In the context of the novel, this includes Trout, who has previously been a facsimile of himself. He can’t even control his alter-ego. This, surely, is an acknowledgment of the “death” of the author. The writer’s hand is guided by linguistic, prosaic, artistic and cultural conventions of his society. He is simply a channel through which they pass. He is as in control of his novels as he is of his reader.

Paradoxically however, he is also able to reassert the author’s existence, through his very appearance. Vonnegut takes his authorial intervention a step further when he approaches Trout and tells him:

I am a novelist and I created you for use in my books (p. 235 )

This completely shatters any illusions the reader could possibly have. Trout the messiah asks his own creator to give him back his youth. In refusing, Vonnegut acknowledges both a refusal to claim total control over his characters, and an inability to control himself.

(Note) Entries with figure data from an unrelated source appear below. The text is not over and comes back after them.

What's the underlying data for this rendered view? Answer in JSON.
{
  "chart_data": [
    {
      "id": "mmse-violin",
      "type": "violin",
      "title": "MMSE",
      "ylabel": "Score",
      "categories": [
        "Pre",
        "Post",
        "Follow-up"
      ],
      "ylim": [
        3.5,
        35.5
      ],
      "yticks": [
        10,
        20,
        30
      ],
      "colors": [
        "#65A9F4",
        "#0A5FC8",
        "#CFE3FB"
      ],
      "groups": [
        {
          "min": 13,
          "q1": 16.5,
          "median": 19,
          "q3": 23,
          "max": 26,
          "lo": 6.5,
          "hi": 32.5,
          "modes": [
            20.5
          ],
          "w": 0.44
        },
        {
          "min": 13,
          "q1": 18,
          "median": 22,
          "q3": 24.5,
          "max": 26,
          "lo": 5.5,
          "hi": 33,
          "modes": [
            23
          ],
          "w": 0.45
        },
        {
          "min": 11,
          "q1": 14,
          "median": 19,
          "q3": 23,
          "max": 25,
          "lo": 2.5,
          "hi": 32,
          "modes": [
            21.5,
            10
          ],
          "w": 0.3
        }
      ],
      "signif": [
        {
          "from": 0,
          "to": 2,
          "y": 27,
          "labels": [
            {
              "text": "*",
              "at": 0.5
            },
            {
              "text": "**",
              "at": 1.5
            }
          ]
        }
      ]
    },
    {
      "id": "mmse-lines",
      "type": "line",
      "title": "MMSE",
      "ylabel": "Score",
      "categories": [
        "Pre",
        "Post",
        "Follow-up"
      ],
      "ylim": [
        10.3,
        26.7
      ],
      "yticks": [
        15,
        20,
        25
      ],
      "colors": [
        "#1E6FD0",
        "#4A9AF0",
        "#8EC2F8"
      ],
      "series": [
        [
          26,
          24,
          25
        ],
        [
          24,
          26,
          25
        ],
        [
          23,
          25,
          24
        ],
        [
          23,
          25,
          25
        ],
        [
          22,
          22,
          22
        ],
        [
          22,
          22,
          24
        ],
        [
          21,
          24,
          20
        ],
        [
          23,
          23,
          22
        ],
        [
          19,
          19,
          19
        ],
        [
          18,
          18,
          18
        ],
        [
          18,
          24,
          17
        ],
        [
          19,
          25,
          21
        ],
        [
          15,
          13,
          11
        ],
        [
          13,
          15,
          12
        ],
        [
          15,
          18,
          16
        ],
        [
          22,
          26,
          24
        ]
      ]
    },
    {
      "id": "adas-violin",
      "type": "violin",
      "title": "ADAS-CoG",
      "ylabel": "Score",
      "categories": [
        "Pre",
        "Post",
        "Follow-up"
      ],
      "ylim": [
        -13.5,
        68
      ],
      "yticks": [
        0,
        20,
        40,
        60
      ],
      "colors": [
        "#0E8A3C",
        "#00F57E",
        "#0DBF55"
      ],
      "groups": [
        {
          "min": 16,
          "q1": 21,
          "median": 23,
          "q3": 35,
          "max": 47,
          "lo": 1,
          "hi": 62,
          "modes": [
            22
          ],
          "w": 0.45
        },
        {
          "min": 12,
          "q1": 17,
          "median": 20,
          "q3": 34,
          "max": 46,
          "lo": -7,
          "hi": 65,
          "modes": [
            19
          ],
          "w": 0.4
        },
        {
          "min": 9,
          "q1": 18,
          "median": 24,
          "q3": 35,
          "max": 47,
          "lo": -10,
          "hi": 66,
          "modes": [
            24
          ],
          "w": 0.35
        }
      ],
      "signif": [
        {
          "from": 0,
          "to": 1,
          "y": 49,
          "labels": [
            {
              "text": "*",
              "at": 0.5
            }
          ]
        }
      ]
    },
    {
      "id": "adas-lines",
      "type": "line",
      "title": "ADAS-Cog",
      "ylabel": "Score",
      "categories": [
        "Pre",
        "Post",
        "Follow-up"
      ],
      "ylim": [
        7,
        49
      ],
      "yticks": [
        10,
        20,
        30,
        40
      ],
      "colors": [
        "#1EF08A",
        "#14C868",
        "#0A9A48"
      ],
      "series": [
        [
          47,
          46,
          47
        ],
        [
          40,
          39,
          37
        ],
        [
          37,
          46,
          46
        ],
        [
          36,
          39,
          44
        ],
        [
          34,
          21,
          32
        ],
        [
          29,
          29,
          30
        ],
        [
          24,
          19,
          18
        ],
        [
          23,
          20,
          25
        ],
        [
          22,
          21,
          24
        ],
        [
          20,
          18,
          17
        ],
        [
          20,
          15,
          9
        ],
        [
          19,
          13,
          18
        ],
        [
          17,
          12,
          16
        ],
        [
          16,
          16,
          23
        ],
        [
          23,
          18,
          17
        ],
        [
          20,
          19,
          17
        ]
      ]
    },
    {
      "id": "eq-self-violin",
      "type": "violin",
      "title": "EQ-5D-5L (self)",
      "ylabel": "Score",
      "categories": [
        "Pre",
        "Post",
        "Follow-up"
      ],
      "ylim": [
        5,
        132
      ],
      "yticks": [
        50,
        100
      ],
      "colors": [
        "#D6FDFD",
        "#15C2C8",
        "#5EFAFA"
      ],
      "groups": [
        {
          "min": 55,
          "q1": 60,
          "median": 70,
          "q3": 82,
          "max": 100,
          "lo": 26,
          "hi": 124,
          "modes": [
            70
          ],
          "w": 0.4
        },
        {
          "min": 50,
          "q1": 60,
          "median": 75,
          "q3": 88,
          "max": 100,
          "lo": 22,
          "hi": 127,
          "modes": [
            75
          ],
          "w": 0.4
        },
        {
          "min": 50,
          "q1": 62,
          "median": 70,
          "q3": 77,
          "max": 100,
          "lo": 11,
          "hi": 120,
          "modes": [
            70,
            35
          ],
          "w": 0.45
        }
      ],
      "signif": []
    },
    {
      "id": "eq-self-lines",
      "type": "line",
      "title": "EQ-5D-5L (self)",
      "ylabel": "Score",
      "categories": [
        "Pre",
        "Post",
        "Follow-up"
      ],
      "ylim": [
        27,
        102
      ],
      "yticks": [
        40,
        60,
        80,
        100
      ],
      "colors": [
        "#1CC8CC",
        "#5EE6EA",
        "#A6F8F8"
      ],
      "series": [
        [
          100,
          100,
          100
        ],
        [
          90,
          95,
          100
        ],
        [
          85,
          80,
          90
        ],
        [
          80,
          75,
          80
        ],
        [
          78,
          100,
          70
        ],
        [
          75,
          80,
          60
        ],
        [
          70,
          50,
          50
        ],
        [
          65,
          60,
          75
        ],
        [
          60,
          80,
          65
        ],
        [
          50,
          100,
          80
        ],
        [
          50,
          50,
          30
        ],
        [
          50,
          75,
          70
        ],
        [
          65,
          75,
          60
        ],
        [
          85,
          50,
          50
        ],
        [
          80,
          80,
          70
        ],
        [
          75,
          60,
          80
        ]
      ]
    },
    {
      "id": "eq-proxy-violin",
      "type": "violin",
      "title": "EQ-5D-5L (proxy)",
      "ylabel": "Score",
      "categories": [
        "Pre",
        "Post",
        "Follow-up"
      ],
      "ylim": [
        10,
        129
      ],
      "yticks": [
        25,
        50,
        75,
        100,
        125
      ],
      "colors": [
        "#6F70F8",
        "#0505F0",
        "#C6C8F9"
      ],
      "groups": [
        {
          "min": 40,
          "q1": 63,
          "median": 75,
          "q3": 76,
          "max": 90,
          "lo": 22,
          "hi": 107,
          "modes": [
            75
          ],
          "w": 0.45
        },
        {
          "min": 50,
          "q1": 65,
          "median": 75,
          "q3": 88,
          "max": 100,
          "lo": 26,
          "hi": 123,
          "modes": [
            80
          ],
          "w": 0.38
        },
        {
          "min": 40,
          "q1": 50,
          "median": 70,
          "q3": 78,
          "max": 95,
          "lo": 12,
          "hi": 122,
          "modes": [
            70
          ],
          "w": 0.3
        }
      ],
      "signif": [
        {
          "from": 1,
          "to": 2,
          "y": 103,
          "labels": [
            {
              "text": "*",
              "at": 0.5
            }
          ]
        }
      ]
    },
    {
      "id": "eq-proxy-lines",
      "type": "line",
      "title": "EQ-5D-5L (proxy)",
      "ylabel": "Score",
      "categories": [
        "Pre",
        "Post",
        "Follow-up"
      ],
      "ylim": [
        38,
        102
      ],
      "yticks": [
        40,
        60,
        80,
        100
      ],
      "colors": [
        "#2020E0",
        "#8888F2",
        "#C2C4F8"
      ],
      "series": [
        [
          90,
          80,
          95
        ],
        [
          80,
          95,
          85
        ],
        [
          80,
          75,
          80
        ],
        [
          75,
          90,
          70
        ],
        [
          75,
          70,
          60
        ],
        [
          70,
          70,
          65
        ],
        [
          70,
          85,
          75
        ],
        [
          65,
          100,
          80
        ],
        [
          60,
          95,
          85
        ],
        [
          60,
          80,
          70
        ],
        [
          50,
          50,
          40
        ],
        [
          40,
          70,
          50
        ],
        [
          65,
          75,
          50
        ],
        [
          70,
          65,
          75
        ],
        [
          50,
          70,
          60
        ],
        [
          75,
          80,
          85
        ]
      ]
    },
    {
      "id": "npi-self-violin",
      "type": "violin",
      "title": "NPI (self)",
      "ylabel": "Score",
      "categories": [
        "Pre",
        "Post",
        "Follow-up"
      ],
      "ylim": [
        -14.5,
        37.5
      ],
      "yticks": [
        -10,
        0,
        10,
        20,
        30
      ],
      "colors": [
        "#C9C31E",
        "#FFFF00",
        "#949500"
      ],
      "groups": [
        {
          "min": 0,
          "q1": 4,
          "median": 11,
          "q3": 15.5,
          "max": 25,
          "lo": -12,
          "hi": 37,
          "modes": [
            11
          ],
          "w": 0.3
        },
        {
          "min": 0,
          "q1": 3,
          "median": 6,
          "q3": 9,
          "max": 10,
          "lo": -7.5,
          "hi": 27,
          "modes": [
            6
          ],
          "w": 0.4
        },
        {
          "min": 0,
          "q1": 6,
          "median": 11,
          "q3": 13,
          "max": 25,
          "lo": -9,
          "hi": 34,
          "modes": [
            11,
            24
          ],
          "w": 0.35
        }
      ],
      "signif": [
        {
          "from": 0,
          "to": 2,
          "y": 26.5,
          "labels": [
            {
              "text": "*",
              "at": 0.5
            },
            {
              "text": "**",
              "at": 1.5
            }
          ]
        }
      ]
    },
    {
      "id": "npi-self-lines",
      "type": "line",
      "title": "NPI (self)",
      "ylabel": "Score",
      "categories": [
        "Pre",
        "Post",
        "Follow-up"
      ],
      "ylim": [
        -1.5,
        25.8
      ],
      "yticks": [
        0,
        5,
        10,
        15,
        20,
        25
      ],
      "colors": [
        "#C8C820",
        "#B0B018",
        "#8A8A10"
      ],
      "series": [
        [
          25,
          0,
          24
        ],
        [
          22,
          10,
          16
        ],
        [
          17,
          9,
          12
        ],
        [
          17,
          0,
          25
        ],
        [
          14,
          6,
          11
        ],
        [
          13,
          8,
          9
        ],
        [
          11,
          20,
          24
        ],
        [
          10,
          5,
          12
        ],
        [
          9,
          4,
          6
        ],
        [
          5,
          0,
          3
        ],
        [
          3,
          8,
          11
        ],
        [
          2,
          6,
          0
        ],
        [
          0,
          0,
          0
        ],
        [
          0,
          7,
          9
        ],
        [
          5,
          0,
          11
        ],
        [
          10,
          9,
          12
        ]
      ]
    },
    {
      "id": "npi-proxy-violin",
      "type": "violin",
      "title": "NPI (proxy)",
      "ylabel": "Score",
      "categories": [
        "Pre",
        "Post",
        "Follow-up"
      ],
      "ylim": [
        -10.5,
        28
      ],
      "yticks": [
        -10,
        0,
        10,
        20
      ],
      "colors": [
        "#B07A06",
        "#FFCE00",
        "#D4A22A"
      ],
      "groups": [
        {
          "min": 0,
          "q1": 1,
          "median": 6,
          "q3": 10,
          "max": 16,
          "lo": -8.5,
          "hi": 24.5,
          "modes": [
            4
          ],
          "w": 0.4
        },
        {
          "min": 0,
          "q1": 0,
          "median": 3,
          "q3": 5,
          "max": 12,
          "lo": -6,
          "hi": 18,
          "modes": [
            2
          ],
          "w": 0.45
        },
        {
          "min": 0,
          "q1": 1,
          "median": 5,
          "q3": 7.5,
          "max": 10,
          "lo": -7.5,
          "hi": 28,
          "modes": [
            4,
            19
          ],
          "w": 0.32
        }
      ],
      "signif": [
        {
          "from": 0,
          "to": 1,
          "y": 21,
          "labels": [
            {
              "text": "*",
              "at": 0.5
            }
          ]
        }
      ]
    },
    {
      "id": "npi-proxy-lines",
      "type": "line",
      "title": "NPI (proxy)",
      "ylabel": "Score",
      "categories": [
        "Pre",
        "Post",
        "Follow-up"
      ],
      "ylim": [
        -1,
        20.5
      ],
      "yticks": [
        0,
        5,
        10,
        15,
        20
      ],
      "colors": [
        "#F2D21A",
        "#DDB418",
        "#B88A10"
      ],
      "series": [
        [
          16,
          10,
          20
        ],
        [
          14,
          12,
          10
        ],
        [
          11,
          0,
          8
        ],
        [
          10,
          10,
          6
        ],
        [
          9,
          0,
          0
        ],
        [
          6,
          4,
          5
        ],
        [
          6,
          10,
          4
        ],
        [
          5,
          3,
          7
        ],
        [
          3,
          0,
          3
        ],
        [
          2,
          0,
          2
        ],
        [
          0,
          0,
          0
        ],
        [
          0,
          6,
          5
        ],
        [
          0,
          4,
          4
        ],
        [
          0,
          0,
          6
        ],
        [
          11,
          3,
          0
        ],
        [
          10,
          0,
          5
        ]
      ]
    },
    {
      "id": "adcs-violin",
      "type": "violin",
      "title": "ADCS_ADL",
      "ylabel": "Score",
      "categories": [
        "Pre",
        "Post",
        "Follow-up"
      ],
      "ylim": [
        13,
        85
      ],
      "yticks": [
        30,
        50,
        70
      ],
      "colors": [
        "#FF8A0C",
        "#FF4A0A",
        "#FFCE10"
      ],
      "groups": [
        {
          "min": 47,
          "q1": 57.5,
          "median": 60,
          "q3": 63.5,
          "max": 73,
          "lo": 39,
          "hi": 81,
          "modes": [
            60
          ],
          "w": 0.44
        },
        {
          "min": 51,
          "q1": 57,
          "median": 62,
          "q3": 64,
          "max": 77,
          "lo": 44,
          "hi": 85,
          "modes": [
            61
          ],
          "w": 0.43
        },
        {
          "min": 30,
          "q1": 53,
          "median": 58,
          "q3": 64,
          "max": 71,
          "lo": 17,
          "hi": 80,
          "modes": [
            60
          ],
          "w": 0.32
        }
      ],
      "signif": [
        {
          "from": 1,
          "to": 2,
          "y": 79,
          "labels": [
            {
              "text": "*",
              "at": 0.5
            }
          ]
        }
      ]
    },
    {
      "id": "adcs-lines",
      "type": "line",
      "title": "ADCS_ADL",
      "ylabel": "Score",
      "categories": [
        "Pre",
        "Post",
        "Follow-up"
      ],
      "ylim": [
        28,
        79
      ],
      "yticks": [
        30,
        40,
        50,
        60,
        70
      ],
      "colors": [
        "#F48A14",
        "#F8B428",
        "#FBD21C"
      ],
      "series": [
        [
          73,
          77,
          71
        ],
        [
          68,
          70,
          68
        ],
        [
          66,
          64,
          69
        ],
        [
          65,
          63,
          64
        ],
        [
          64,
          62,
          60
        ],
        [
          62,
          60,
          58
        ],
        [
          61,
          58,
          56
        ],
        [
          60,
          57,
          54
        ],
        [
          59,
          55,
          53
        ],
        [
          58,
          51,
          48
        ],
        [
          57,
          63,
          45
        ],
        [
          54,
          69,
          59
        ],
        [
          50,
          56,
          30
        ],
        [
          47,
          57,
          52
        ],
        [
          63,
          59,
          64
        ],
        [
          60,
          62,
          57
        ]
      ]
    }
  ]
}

Vonnegut blurs the line between illusion and reality in another way. He includes real people in his books, both important personalities and ordinary people. Karabekian meets W.C. Fields and is friends with Jackson Pollock. Starbuck works with Richard Nixon and has good luck messages sent to him from Salvador Dali and Robert Redford. His lawyer is based on a real person, Roy Cohn. Campbell works for and meets Hitler. These are always brief cameos, and are used to add a sense of truthfulness, a feeling that his protagonists are loose in the real world. But it also serves to blur reality, as these people are shown interacting with fictional characters.

As well as setting the reader loose in time, Vonnegut alters their reality, asking them to question it. In Bluebeard he states in an opening note that it is a hoax autobiography, and then proceeds to assert its reality by drawing in the real world, a kind of super-realism where reality itself is altered for the needs of the novel. As soon as a fictional character such as Starbuck or Karabekian is shown to be interacting with a real person like Nixon or Pollack, it must encourage the reader to question the honesty of the author, and also the boundaries of reality.

In Galapagos and Slaughterhouse Five, Vonnegut uses a little technique to ask the reader to ignore some details and emotions, and to concentrate on the wider picture. He attempts to minimalise the effect of death on the reader. After each death in Slaughterhouse Five he writes “So it goes”. He observes in the beginning that there is so little to be said after a massacre. To him, when someone dies, nothing can be said that will achieve anything. He prefers the Tralfamadorian view, where all time exists at once, so nobody is ever dead. They ignore the awful moments, and concentrate on the pleasurable ones.

This is Vonnegut asking for a limiting of emotional response by the reader. He achieves the same effect in Galapagos, by starring the names of the characters who are about to die, in order to prepare the reader for their deaths. He desires the reader’s assistance in achieving a true construction of his novel.

Seen overall, what Vonnegut is trying to provide is a new kind of reading experience. He constructs his narratives in complex interwoven strands. He uses introductions to slip the reader into a novel, warm them up for the transition from reality to fantasy, whilst reminding them of that process. He shares things in confidence with the reader, without telling his characters. He warns them of the falsehood of the novel, whilst drawing on reality to establish associations for the reader. He asks the reader to learn to view the book as a whole, collecting the moments along the journey through time and space, to produce a total greater than the sum of the parts.

In a 1973 interview, Vonnegut said of writing:

No other art requires the audience to be a performer. You have to count on the reader’s being a good performer, and you may write music which he absolutely can’t perform…it’s a learning process.

(The New Fiction, p. 204).

Vonnegut has always tried to help the reader with that learning process. Just as he has found the tools to make his stories really run , he has helped the reader learn to work those stories, his gadgets.